But we were with Mark’s family friends, who were far too badass for something lame like lessons. One of them had spent the previous night telling us how he almost became a Navy Seal, but he couldn’t, because he doesn’t like the water.
They were a tough crew. They were also experienced skiers, happy to throw us to the black-diamond wolves for entertainment.
In short, they were assholes.
Mark and I were too young and stupid to really push the point, so up the Squaw Valley gondola we went. Past the normal hills with their friendly looking instructors and un-sheer cliffs. Past the lodge and hot cocoa to the top of the tallest mountains, my eyes getting wider as the wind whirled the fresh snow and created whiteout conditions.
Almost-Seal-Man laughed at me. “Pull your scarf tight, it’s windy up here!”
Contemplating accidentally smacking him with a pole, I gingerly stepped from the gondola and was immediately blown right back in.
By sheer force of will I managed to join the group in a “sheltered” area where I could almost stand upright. No one asked if they could help. I was half the body weight of the lightest one. They were busy wetting themselves from laughter.
This weekend also marks the death of any joy I might have gotten from the movie Swingers. There are only so many times someone can be “money” before they’re just tapped and dead-ass broke. To this day, if I hear someone called “money”, my hands unwittingly clench in preparation for battle. It’s a shame, I know.
Mark agreed to try one of the lower cliffs first – sort of like agreeing to lick the less poisonous frog in the terrarium – so we parted ways from the rest of the crew for a bit.
We gathered our skis, poles and gear and slid/fell/tripped into the lift line. Twenty minutes later the chair arrived to take us up the hill. We sat down easily; the guy operating the lift gave great instructions.
It was incredible. White, rolling waves of hills and snow spread out before us in all directions. The wind lessened. The air was like an invigorating cold drink. Everything quieted but the windy rush and our muffled small talk through scarves, jackets and partially frozen lips.
We reached the top and it was time to de-chair. A primer: Ideally, you place your skies level with the ground, and the chair’s momentum gently pushes you off and around a turn in the snow bank. You stop upright and out of the way of oncoming chairs.
I’ve seen it executed perfectly. It looks like fun. I’ve only successfully been lifted by a T-bar, a metal bar in the shape of a “T” that you desperately cling to as it drags you up the hill.
It’s probably helpful to mention the height difference at this point. Mark is 6’4". I am 5’3". He has at least a six-foot wingspan without poles.

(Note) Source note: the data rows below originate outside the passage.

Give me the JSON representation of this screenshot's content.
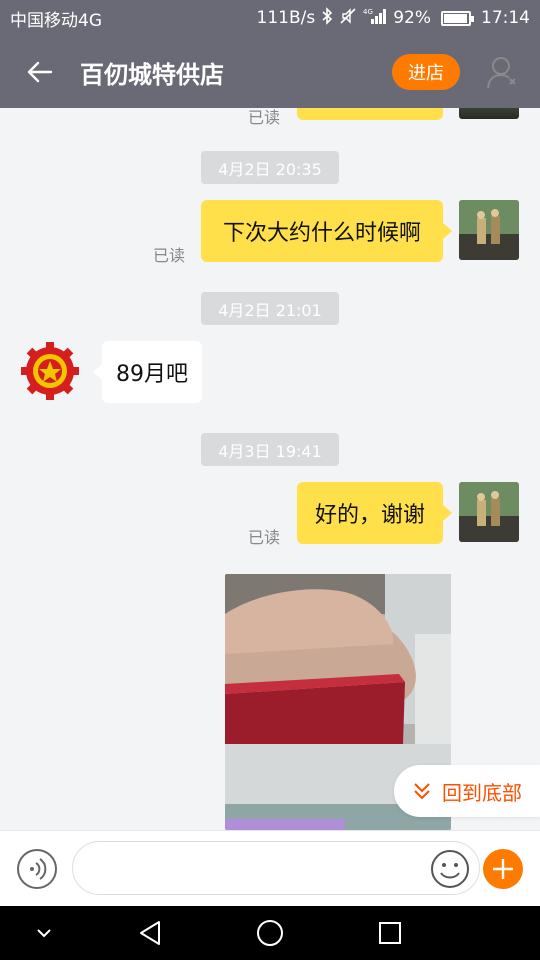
{
  "status": {
    "carrier": "中国移动4G",
    "speed": "111B/s",
    "battery": "92%",
    "time": "17:14"
  },
  "header": {
    "title": "百仞城特供店",
    "enter_label": "进店"
  },
  "messages": {
    "read_label": "已读",
    "time1": "4月2日 20:35",
    "msg1": "下次大约什么时候啊",
    "time2": "4月2日 21:01",
    "msg2": "89月吧",
    "time3": "4月3日 19:41",
    "msg3": "好的，谢谢"
  },
  "back_to_bottom": "回到底部",
  "colors": {
    "header_bg": "#6a6a76",
    "accent": "#ff7a00",
    "my_bubble": "#ffe04a",
    "back_text": "#ff5000"
  }
}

I could use his everyday shoes as skis, or small boats.
And when you get someone of those dimensions excited, and he starts to flail around a little bit in an enclosed space, it creates shockwaves for anyone who happens to be nearby. Say, someone next to him in a ski lift chair.
I don’t remember exactly what happened next. I have vague recollections of flying poles and skis, then surprise at being on my back, looking up at the pink Styrofoam underbelly of our chair. A lift operator pulled me out of the way of swiftly approaching traffic, where chairlift riders sat gaping at my one ski still stuck in the snow bank.
Eyes watering, nose running, snow, cold and anxiety mixing in my blood, I was somehow righted. I slid on my skis in semi-shock up to Mark. He was standing five feet away, filled with adrenaline and completely oblivious to having just plowed me into a snow bank.
“Isn’t this great?!!!”
A little girl of about ten in a pink puffy jacket glided by with grace and ease. I fell down the hill and went straight for the lodge.
So when Wrightwood came up, I was excited. About the sledding.
We got in town after dark. If you’ve ever stayed in a rented cabin before, you know that the “map” to the house key usually requires Magellan-like skills. I get lost in the mall. But this was an adventure of sorts – I felt like a pirate looking for buried treasure in UGG boots and the tiniest flashlight known to man. We followed directions in the cold and dark, opening rusty latches and avoiding nasty spiders.
Forty-five minutes later, my hands were too cold to feel the key as we made our way inside the 1960s haven that was our cabin. Yellowing laminated kitchen floors, fake stone fireplace, fake wood paneling, velvetine couches, hard green carpet, floral curtains. And two deer heads, carefully arranged to follow you around the living room.